Homemade cookies: The secret ingredient for perfect crispiness
Before store shelves were filled with various ready-made treats, cookies were regularly baked in most homes. Iconic treats like nutty biscuits, ballet shapes, and ammonia cookies were the best additions to tea. To this list, I add my aunt's cookie recipe. Thanks to one extra ingredient in the dough, they are crispy and always sprinkled with coarse sugar.

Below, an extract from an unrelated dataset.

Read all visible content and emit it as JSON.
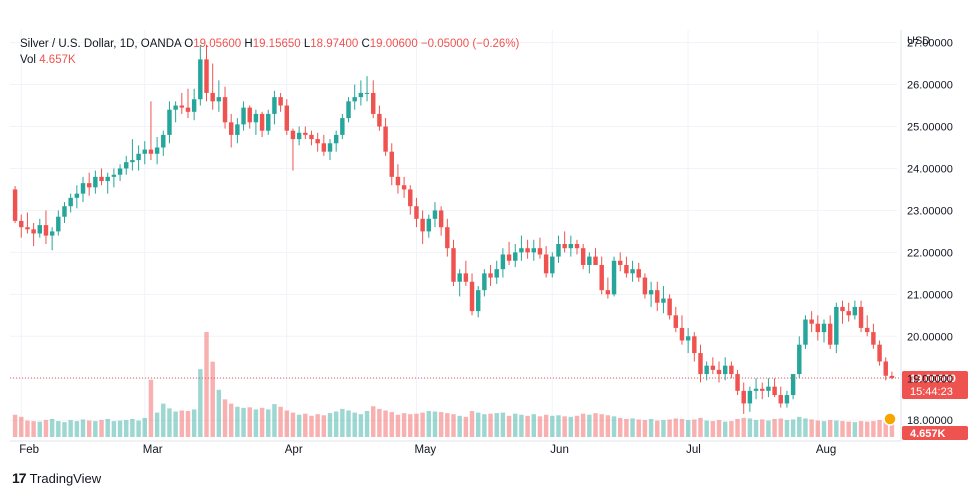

Homemade cookies are far tastier than ready-made packaged products. Often, from one batch of shortcrust pastry, you can prepare both cookie-cutter shapes and machine-made ones, decorated or plain. They are made in a flash and bake even faster. Drawbacks? You might lose yourself while eating them. Their crispiness is thanks to one extra ingredient from the refrigerator.
Sour cream in cookies
Just as my aunt handed down her "secret" recipe, I always added sour cream to the shortcrust dough with sugar. The best is homemade, straight from the farm, but if you don't have access to that, choose a high-quality 18% cream.
Sugar cookie recipe
The cream doesn't need to be at room temperature because it combines, among other things, with cold butter. It's important to knead the dough rather efficiently. My aunt always did this by hand, but I sometimes made the task easier by using a stand mixer.
Ingredients:
- 5 oz cold butter
- 7 oz wheat flour
- 1 egg yolk
- 2 heaped tablespoons of sour cream
- 0.5 oz vanilla sugar
- 2 oz coarse sugar
- 1 egg white
Preparation:
- Sift the flour onto a pastry board or into a mixer bowl, and add the vanilla sugar. Add the egg yolk, diced butter, and cream.
- Knead the dough, wrap it in foil, and place it in the refrigerator for 2 hours.
- Roll out the dough to about a quarter-inch thickness, preferably on a pastry board sprinkled with a small amount of flour.
- Cut out the cookies and place them on a baking sheet lined with baking paper. Brush with egg white and sprinkle with coarse sugar.
- Bake in an oven preheated to 390°F for about 20 minutes. Cool on a rack.